Advice on crawling science and culture related sites

Hi, we’re setting a YaCy server for public access mainly for indexing science/culture sites and repositories. We’re indexing nasa, noaa, nist, eso.org, wikipedia, some user forums with valuable information and discussions, is there any advice on how to crawl these sites? Our server currently has a RAID-1 500GB HDD. We started to a test this hardware for indexing and it already indexed 1.5 million documents and used 45GB of disk space. We are mostly interested in documents, maybe not indexing every .gif or favicon image on sites, i don’t know if this is actually the case. Maybe some advice on optimize this crawls, thanks very much.

Also i have other questions
1- When does a crawl terminate? I launched some crawls on websites and it’s been days and it seems it never ends, is this because the crawl waits for new content to index or simply the site is too big and it has not finished it?

2- When i terminate a crawl and re-launch it later, does it crawls the whole site back again? or resumes where it left?

3- in the crawl monitor i see a lot of images being indexed, how of the indexing storage space does it account for? i see many of them, this is an example of 8 running crawls

This is the crawl log

Thanks!

Hi and welcome!

wikipedia,

wikipedia could be imported from published dumps. worked for me, but not sure, if the feature is not broken right now. See Import/Export section in Administration.

1- When does a crawl terminate? I launched some crawls on websites and it’s been days and it seems it never ends, is this because the crawl waits for new content to index or simply the site is too big and it has not finished it?

When it’s finished (technically: when there are not any more urls in Loader for particular domain). Some large sites have millions of pages (remembering nytimes.com – something like 10M, bbc.co.uk ~700K…).

2- When i terminate a crawl and re-launch it later, does it crawls the whole site back again? or resumes where it left?

If you choose ‘no doubles’ in Advanced Crawler, it should ignore already indexed pages. Not sure, how well does that work. But, generally, every time you start a crawl, it starts from beginning. But the Queue will survive restart, crash, etc.

3- in the crawl monitor i see a lot of images being indexed, how of the indexing storage space does it account for? i see many of them, this is an example of 8 running crawls

There is a setting in the Advanced Crawler for that. Untick “Index Media”

You can also limit the indexing of various parts of the sites using regular expressions (example).

Basically, as pages are crawled, links from them are added into Loader, which is the queue (can be deleted there, based on regular expressions). Pages, which comply with indexing rules, are indexed by Crawler later. The others are only used as sources of links.

Hope that helped

You should have enough space for 200 days.

I find my peers consume ~2.25 GB a day and more if crawling.

Thank you both. Now i’m thinking that i started the crawl with the easy crawl, not advanced. So, i think i should start all over again with these tweaks. Now it goes with 2 million documents and 70GB of storage, at this rate, i’m only going to get a few million documents indexed. Is there anyway to reset/delete the current index and start from zero again?
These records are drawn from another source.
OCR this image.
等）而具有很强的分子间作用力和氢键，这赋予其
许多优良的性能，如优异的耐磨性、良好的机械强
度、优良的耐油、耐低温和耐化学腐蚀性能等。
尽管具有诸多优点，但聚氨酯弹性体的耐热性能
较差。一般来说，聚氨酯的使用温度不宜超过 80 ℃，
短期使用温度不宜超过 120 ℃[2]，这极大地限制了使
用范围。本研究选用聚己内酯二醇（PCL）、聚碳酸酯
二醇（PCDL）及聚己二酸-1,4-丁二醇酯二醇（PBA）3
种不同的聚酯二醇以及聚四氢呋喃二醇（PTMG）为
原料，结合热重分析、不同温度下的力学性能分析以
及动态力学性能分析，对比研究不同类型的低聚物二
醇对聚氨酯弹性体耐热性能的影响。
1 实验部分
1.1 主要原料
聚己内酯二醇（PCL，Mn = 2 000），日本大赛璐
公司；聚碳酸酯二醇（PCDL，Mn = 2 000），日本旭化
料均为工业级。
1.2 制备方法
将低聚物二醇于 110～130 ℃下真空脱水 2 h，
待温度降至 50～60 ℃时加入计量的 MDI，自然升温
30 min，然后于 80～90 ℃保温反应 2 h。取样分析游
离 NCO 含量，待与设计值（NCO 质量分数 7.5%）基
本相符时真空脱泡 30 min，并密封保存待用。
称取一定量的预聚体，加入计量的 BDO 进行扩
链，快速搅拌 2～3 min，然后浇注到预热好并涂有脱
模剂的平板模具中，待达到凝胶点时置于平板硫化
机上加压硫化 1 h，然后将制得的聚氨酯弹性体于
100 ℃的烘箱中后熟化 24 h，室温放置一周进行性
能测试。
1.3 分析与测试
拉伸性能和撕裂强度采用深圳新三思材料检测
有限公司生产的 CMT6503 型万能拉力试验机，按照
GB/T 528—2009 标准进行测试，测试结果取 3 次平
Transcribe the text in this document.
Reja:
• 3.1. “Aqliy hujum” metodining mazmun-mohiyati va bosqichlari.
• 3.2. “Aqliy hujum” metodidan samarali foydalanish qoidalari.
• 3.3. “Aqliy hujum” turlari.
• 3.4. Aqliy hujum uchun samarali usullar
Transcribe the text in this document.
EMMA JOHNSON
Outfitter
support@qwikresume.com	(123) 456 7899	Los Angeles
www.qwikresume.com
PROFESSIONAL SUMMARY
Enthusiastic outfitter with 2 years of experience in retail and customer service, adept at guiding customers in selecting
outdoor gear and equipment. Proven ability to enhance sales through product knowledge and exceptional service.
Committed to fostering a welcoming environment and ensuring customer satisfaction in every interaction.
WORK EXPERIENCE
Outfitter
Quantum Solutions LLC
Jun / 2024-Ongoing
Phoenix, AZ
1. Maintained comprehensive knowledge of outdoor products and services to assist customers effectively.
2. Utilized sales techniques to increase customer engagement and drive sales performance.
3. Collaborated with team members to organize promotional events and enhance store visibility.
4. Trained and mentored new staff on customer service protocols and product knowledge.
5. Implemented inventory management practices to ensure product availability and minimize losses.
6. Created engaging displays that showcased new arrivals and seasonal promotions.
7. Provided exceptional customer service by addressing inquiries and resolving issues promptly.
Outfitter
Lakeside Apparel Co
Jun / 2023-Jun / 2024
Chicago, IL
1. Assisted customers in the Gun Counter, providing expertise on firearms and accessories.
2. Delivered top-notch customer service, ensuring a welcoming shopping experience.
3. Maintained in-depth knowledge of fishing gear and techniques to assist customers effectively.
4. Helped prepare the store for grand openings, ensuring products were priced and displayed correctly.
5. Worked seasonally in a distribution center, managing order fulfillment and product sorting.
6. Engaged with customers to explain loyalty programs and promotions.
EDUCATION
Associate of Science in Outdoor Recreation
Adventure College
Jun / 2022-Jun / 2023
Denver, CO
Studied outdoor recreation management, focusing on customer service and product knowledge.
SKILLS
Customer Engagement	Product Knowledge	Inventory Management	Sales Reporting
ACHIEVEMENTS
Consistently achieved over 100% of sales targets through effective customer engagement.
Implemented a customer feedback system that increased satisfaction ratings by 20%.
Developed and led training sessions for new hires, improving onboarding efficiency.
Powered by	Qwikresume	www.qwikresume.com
Well, i think i figured out. I went to Index Management and deleted all indexes. I started all again. I’ll keep you posted!

Best regards.

You can also delete from index selectively:
Index Administration > Index Deletion > Delete by URL Matching

There you can use regular expression (in fact, “Java Pattern”), such as .*\.jpg to delete just jpg files. Simulate Deletion prints out the count of documents, which would be deleted by that pattern.